Perhaps the two most important decisions you can make concerning data stewards are how to select them, and how to manage them.
Some organizations select data stewards based on the subject area of the business data element (BDE) involved, while others assign the role based on functional area. In either case, the approach can create awkward overlaps, redundancies and gaps, resulting in a lot of needless confusion; what’s more, one can never make the boundaries distinct enough for the individual data steward to be successful. More importantly, neither approach will help the organization find the individuals who actually know the most about a given BDE, or feel the greatest sense of investment in helping to improve its quality.
Instead, we believe that the best way to assign data stewards is to start by building an inventory of data elements — a record of all the hundreds of distinct BDEs as they occur throughout your organization’s information systems. The next step is to implement a process for determining how the data is created, used, and transformed as it moves through the organization (in our experience, facilitated face-to-face meetings work best). Last but not least, you must enrich the data elements and address any anomalies. In the course of this process, the individuals who are best prepared to serve as data stewards for each data element emerge naturally.

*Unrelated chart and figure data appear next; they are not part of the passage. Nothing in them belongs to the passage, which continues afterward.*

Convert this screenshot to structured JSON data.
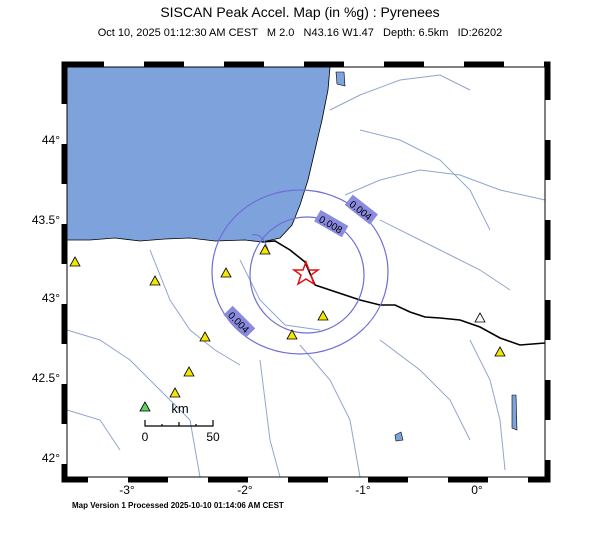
{
  "header": {
    "title": "SISCAN Peak Accel. Map (in %g) : Pyrenees",
    "subtitle": "Oct 10, 2025 01:12:30 AM CEST   M 2.0   N43.16 W1.47   Depth: 6.5km   ID:26202"
  },
  "map": {
    "lat_labels": [
      "44°",
      "43.5°",
      "43°",
      "42.5°",
      "42°"
    ],
    "lon_labels": [
      "-3°",
      "-2°",
      "-1°",
      "0°"
    ],
    "contour_labels": [
      "0.004",
      "0.008",
      "0.004"
    ],
    "scale": {
      "unit": "km",
      "labels": [
        "0",
        "50"
      ]
    }
  },
  "footer": "Map Version 1 Processed 2025-10-10 01:14:06 AM CEST"
}
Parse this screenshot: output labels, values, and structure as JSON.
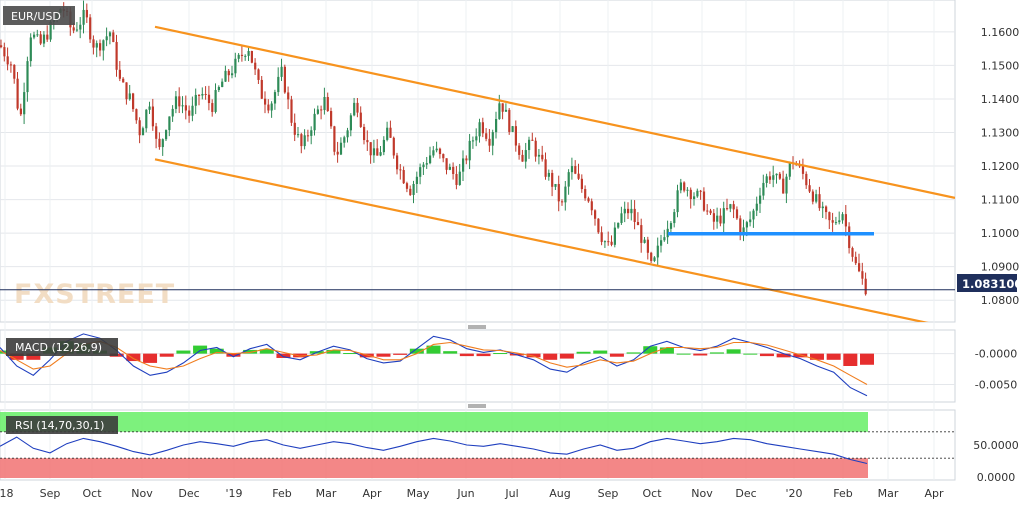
{
  "chart_data": [
    {
      "type": "candlestick",
      "symbol": "EUR/USD",
      "current_price": "1.083100",
      "watermark": "FXSTREET",
      "y_ticks": [
        "1.1600",
        "1.1500",
        "1.1400",
        "1.1300",
        "1.1200",
        "1.1100",
        "1.1000",
        "1.0900",
        "1.0800"
      ],
      "ylim": [
        1.0735,
        1.1695
      ],
      "x_ticks": [
        "'18",
        "Sep",
        "Oct",
        "Nov",
        "Dec",
        "'19",
        "Feb",
        "Mar",
        "Apr",
        "May",
        "Jun",
        "Jul",
        "Aug",
        "Sep",
        "Oct",
        "Nov",
        "Dec",
        "'20",
        "Feb",
        "Mar",
        "Apr"
      ],
      "price_path": [
        [
          0,
          1.156
        ],
        [
          12,
          1.15
        ],
        [
          20,
          1.133
        ],
        [
          30,
          1.16
        ],
        [
          40,
          1.156
        ],
        [
          52,
          1.162
        ],
        [
          62,
          1.168
        ],
        [
          72,
          1.16
        ],
        [
          85,
          1.165
        ],
        [
          95,
          1.155
        ],
        [
          110,
          1.16
        ],
        [
          120,
          1.145
        ],
        [
          130,
          1.14
        ],
        [
          140,
          1.13
        ],
        [
          150,
          1.14
        ],
        [
          158,
          1.123
        ],
        [
          168,
          1.135
        ],
        [
          178,
          1.14
        ],
        [
          190,
          1.135
        ],
        [
          200,
          1.142
        ],
        [
          212,
          1.138
        ],
        [
          222,
          1.145
        ],
        [
          235,
          1.15
        ],
        [
          248,
          1.156
        ],
        [
          260,
          1.142
        ],
        [
          270,
          1.138
        ],
        [
          282,
          1.148
        ],
        [
          292,
          1.133
        ],
        [
          302,
          1.125
        ],
        [
          312,
          1.133
        ],
        [
          324,
          1.14
        ],
        [
          336,
          1.123
        ],
        [
          346,
          1.13
        ],
        [
          356,
          1.14
        ],
        [
          366,
          1.127
        ],
        [
          376,
          1.122
        ],
        [
          388,
          1.13
        ],
        [
          398,
          1.12
        ],
        [
          410,
          1.113
        ],
        [
          422,
          1.12
        ],
        [
          434,
          1.125
        ],
        [
          446,
          1.12
        ],
        [
          458,
          1.116
        ],
        [
          470,
          1.126
        ],
        [
          480,
          1.133
        ],
        [
          490,
          1.128
        ],
        [
          500,
          1.14
        ],
        [
          512,
          1.13
        ],
        [
          522,
          1.123
        ],
        [
          532,
          1.127
        ],
        [
          542,
          1.12
        ],
        [
          552,
          1.115
        ],
        [
          562,
          1.108
        ],
        [
          570,
          1.12
        ],
        [
          580,
          1.114
        ],
        [
          590,
          1.11
        ],
        [
          600,
          1.1
        ],
        [
          610,
          1.095
        ],
        [
          620,
          1.105
        ],
        [
          630,
          1.107
        ],
        [
          640,
          1.1
        ],
        [
          652,
          1.089
        ],
        [
          662,
          1.099
        ],
        [
          672,
          1.106
        ],
        [
          682,
          1.115
        ],
        [
          692,
          1.112
        ],
        [
          702,
          1.11
        ],
        [
          712,
          1.103
        ],
        [
          722,
          1.105
        ],
        [
          732,
          1.108
        ],
        [
          742,
          1.1
        ],
        [
          752,
          1.105
        ],
        [
          762,
          1.115
        ],
        [
          772,
          1.118
        ],
        [
          782,
          1.113
        ],
        [
          792,
          1.122
        ],
        [
          802,
          1.118
        ],
        [
          812,
          1.112
        ],
        [
          822,
          1.106
        ],
        [
          832,
          1.102
        ],
        [
          842,
          1.107
        ],
        [
          848,
          1.099
        ],
        [
          856,
          1.09
        ],
        [
          862,
          1.086
        ],
        [
          867,
          1.0831
        ]
      ],
      "channel_upper": [
        [
          1.1615,
          155
        ],
        [
          1.1105,
          955
        ]
      ],
      "channel_lower": [
        [
          1.122,
          155
        ],
        [
          1.0715,
          955
        ]
      ],
      "support_level": 1.0998,
      "colors": {
        "up": "#2e8b57",
        "down": "#c0392b",
        "channel": "#f7931e",
        "support": "#1e90ff",
        "price_line": "#1f2f5c"
      }
    },
    {
      "type": "line",
      "title": "MACD (12,26,9)",
      "y_ticks": [
        "-0.0000",
        "-0.0050"
      ],
      "ylim": [
        -0.0075,
        0.0035
      ],
      "series": [
        {
          "values": [
            0.001,
            -0.002,
            -0.0035,
            -0.001,
            0.002,
            0.0032,
            0.0025,
            0.0005,
            -0.002,
            -0.0035,
            -0.003,
            -0.0015,
            0.0005,
            0.001,
            -0.0005,
            0.0008,
            0.0015,
            -0.0005,
            -0.001,
            0.0002,
            0.0012,
            0.0006,
            -0.0008,
            -0.0015,
            -0.0012,
            0.0008,
            0.0028,
            0.0022,
            0.0008,
            0.0002,
            0.0006,
            -0.0002,
            -0.001,
            -0.0025,
            -0.003,
            -0.0015,
            -0.0005,
            -0.002,
            -0.001,
            0.0012,
            0.002,
            0.001,
            0.0005,
            0.0012,
            0.0025,
            0.0018,
            0.001,
            0.0,
            -0.0008,
            -0.002,
            -0.003,
            -0.0055,
            -0.0068
          ]
        },
        {
          "values": [
            0.0005,
            -0.001,
            -0.0025,
            -0.002,
            0.0,
            0.0015,
            0.002,
            0.001,
            -0.0008,
            -0.002,
            -0.0025,
            -0.002,
            -0.0008,
            0.0002,
            0.0,
            0.0002,
            0.0008,
            0.0002,
            -0.0004,
            -0.0002,
            0.0006,
            0.0005,
            -0.0002,
            -0.001,
            -0.001,
            0.0,
            0.0015,
            0.0018,
            0.0012,
            0.0006,
            0.0005,
            0.0001,
            -0.0004,
            -0.0015,
            -0.0022,
            -0.0018,
            -0.001,
            -0.0015,
            -0.0012,
            0.0,
            0.001,
            0.001,
            0.0008,
            0.001,
            0.0018,
            0.0018,
            0.0014,
            0.0006,
            -0.0002,
            -0.001,
            -0.002,
            -0.0035,
            -0.005
          ]
        }
      ],
      "histogram": [
        0.0005,
        -0.001,
        -0.001,
        0.001,
        0.002,
        0.0017,
        0.0005,
        -0.0005,
        -0.0012,
        -0.0015,
        -0.0005,
        0.0005,
        0.0013,
        0.0008,
        -0.0005,
        0.0006,
        0.0007,
        -0.0007,
        -0.0006,
        0.0004,
        0.0006,
        0.0001,
        -0.0006,
        -0.0005,
        -0.0002,
        0.0008,
        0.0013,
        0.0004,
        -0.0004,
        -0.0004,
        0.0001,
        -0.0003,
        -0.0006,
        -0.001,
        -0.0008,
        0.0003,
        0.0005,
        -0.0005,
        0.0002,
        0.0012,
        0.001,
        0.0,
        -0.0003,
        0.0002,
        0.0007,
        0.0,
        -0.0004,
        -0.0006,
        -0.0006,
        -0.001,
        -0.001,
        -0.002,
        -0.0018
      ]
    },
    {
      "type": "line",
      "title": "RSI (14,70,30,1)",
      "y_ticks": [
        "50.0000",
        "0.0000"
      ],
      "ylim": [
        0,
        100
      ],
      "overbought": 70,
      "oversold": 30,
      "values": [
        48,
        62,
        45,
        38,
        52,
        60,
        55,
        48,
        40,
        35,
        42,
        50,
        55,
        52,
        48,
        55,
        58,
        50,
        45,
        50,
        55,
        52,
        46,
        42,
        48,
        55,
        60,
        56,
        50,
        48,
        52,
        48,
        44,
        38,
        36,
        44,
        50,
        42,
        45,
        55,
        60,
        56,
        52,
        55,
        60,
        58,
        52,
        48,
        44,
        40,
        36,
        28,
        22
      ]
    }
  ]
}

This approach requires the organization to methodically examine its data landscape and identify the experts for each given area of data through a rigorous collaboration process — with the goal of extracting knowledge from employees’ minds that contributes to understanding the organization’s data. Typically, organizations want to take a shortcut — assigning the work described above to a group of “named” data stewards and “holding them accountable” to deliver. This approach is ineffective from the outset, as the data stewards will almost certainly not know what to do in order to succeed.

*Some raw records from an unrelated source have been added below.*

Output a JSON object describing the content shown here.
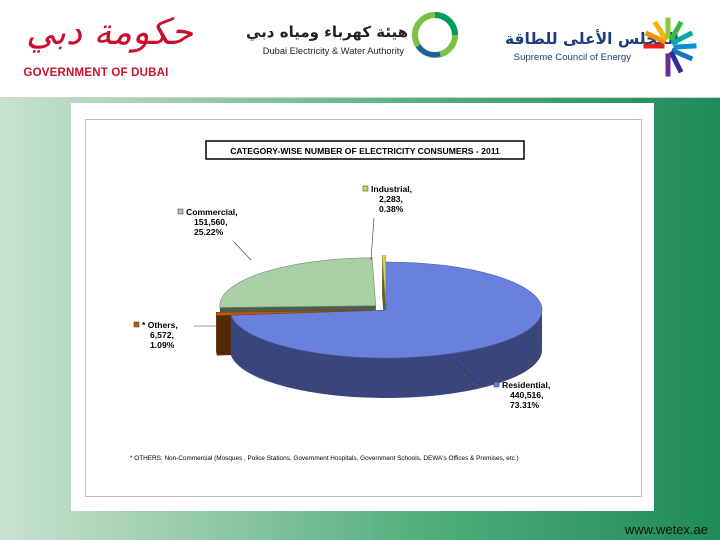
{
  "header": {
    "government": {
      "arabic": "حكومة دبي",
      "english": "GOVERNMENT OF DUBAI",
      "color": "#c8102e"
    },
    "dewa": {
      "arabic": "هيئة كهرباء ومياه دبي",
      "english": "Dubai Electricity & Water Authority",
      "icon": "dewa-ring-icon"
    },
    "sce": {
      "arabic": "المجلس الأعلى للطاقة",
      "english": "Supreme Council of Energy",
      "icon": "sce-sunburst-icon"
    }
  },
  "chart_data": {
    "type": "pie",
    "title": "CATEGORY-WISE NUMBER OF ELECTRICITY CONSUMERS - 2011",
    "three_d": true,
    "legend": "labels beside slices",
    "slices": [
      {
        "name": "Residential",
        "value": 440516,
        "value_label": "440,516,",
        "percent": 73.31,
        "percent_label": "73.31%",
        "color": "#6a80df"
      },
      {
        "name": "Others",
        "prefix": "*",
        "value": 6572,
        "value_label": "6,572,",
        "percent": 1.09,
        "percent_label": "1.09%",
        "color": "#b85c17"
      },
      {
        "name": "Commercial",
        "value": 151560,
        "value_label": "151,560,",
        "percent": 25.22,
        "percent_label": "25.22%",
        "color": "#a8cfa5"
      },
      {
        "name": "Industrial",
        "value": 2283,
        "value_label": "2,283,",
        "percent": 0.38,
        "percent_label": "0.38%",
        "color": "#d8d25a"
      }
    ],
    "footnote": "* OTHERS: Non-Commercial (Mosques , Police Stations, Government Hospitals, Government Schools, DEWA's Offices & Premises, etc.)"
  },
  "footer": {
    "url": "www.wetex.ae"
  }
}
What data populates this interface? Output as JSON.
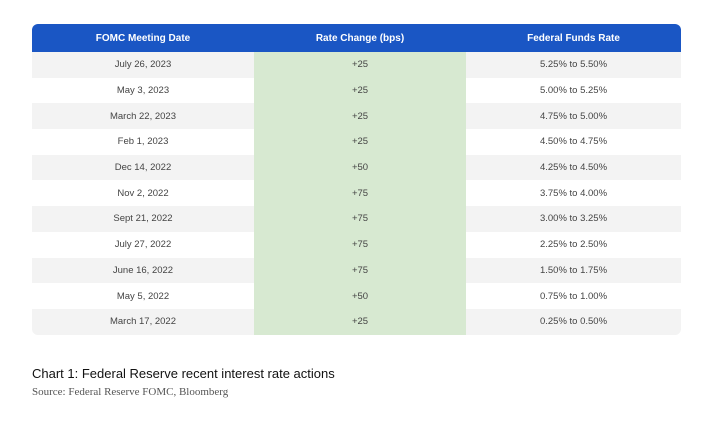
{
  "chart_data": {
    "type": "table",
    "columns": [
      "FOMC Meeting Date",
      "Rate Change (bps)",
      "Federal Funds Rate"
    ],
    "rows": [
      [
        "July 26, 2023",
        "+25",
        "5.25% to 5.50%"
      ],
      [
        "May 3, 2023",
        "+25",
        "5.00% to 5.25%"
      ],
      [
        "March 22, 2023",
        "+25",
        "4.75% to 5.00%"
      ],
      [
        "Feb 1, 2023",
        "+25",
        "4.50% to 4.75%"
      ],
      [
        "Dec 14, 2022",
        "+50",
        "4.25% to 4.50%"
      ],
      [
        "Nov 2, 2022",
        "+75",
        "3.75% to 4.00%"
      ],
      [
        "Sept 21, 2022",
        "+75",
        "3.00% to 3.25%"
      ],
      [
        "July 27, 2022",
        "+75",
        "2.25% to 2.50%"
      ],
      [
        "June 16, 2022",
        "+75",
        "1.50% to 1.75%"
      ],
      [
        "May 5, 2022",
        "+50",
        "0.75% to 1.00%"
      ],
      [
        "March 17, 2022",
        "+25",
        "0.25% to 0.50%"
      ]
    ],
    "colors": {
      "header_bg": "#1a56c4",
      "header_text": "#ffffff",
      "highlight_column": "#d7e9d1",
      "stripe": "#f3f3f3"
    }
  },
  "caption": {
    "title": "Chart 1: Federal Reserve recent interest rate actions",
    "source": "Source: Federal Reserve FOMC, Bloomberg"
  }
}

Managing for Effective Data Stewardship
The other part of the equation is how you manage your data stewards. Again, organizations vary widely in how they attempt to do this, but our experience has shown that the most typical approaches are ineffective in helping the organization achieve the desired impact on data quality, and likewise frustrating for the individuals involved.

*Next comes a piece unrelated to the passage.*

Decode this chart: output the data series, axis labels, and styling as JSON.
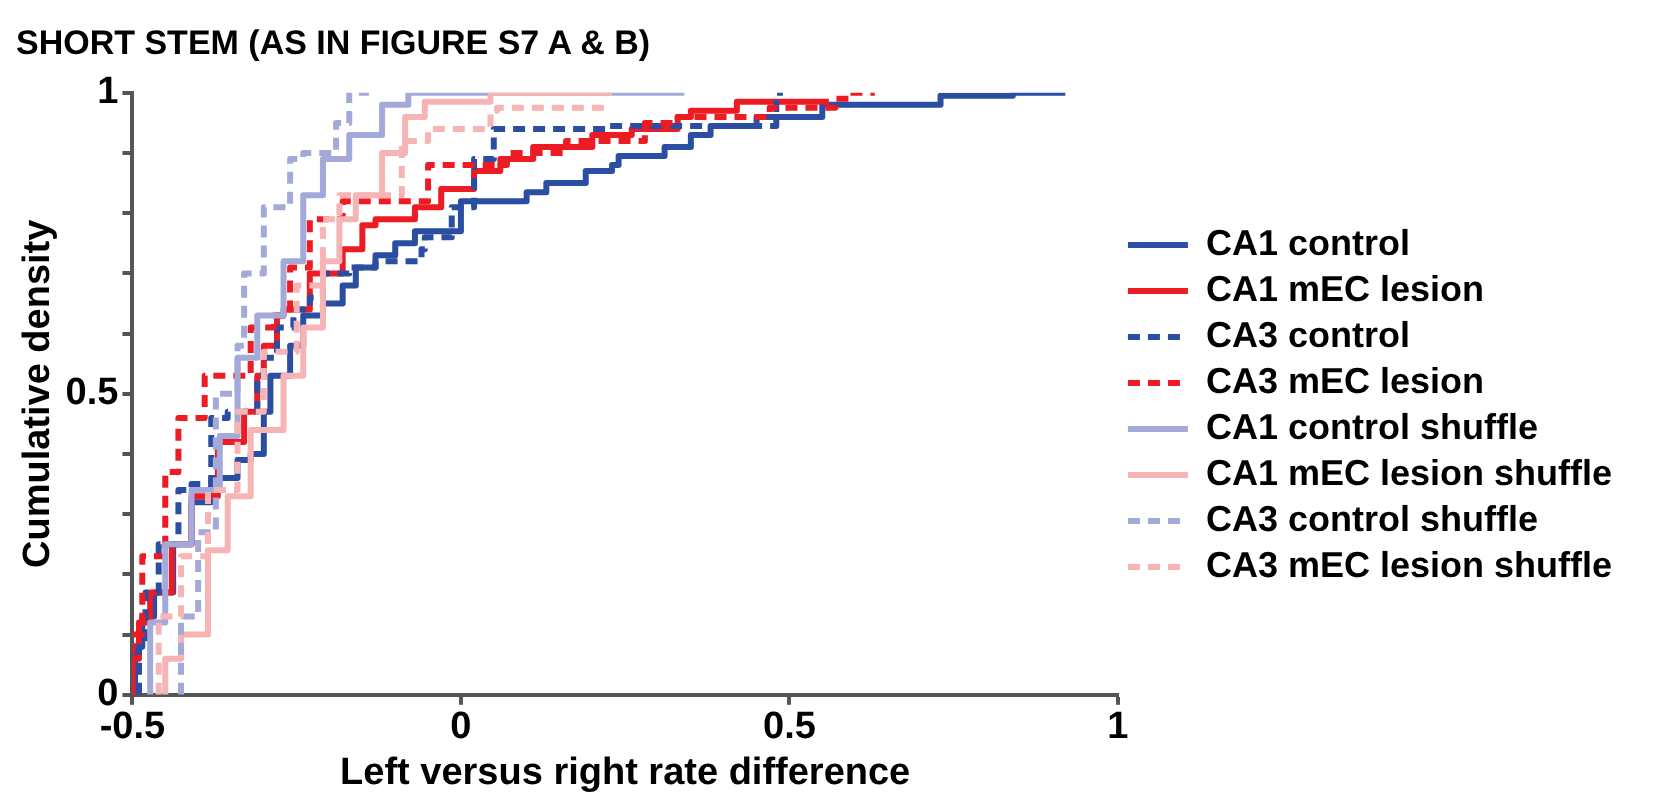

We have found that the best way to manage data stewards is to establish detailed data quality goals for the specific BDE for which each is accountable. The most meaningful metrics to track are Validity, Conformance, Completeness, Integrity, Accuracy, Timeliness, and Availability (see definitions below).
Seven Metrics of Data Quality
Validity — adherence of data values to an existing set of approved values
Conformance — structure of data values with respect to some known standard, expected pattern or shape
Completeness — whether all expected values are present
Integrity — whether data values maintain their identity as they move through or across various tables or systems
Accuracy — whether data values are what they are supposed to be, or what is expected from the data consumer’s perspective
Timeliness — whether data values are received when they need to be by the primary consumer groups associated
Availability — the sentiment of the data community with respect to whether data is easily accessible for the specific types of consumption that they execute
Overall Data Quality Score — the overall health and quality for a given BDE, derived by the aggregation of the seven data quality indicators mentioned above, for all of the BDE’s physical versions
Ideally, an organization should set realistic goals around each of these metrics and then aggregate them for each data steward on a weekly, monthly or quarterly basis. In addition, an overall metaquality score should be calculated that measures how completely the data steward has enriched or supplied metadata to that BDE since the last evaluation. With these two scores, one can derive an overall Data Quality Score, the one metric to which the individual’s bonus should be tied.
This approach allows all parties in the arrangement to know exactly what their goals are, and to make adjustments as needed if results are not where they should be. By getting the right people in the role to begin with, and incentivizing them on clearly-described metrics that are within their control, the organization can get the data quality outcomes it seeks.
Seeing Data in All its Dimensions
The real value of investing in data quality assessment and improvement is that it gives your organization the insights and perspective needed to optimize the value it derives from its data.
It’s one thing to know where each data element resides and how it’s labeled. But it’s an entirely different level of insight to understand all its unique instances, discrepancies in field names, and nuances in how values are presented in it. That’s the level of insight that is so critical to truly improving the quality of data, and the value it delivers to your organization.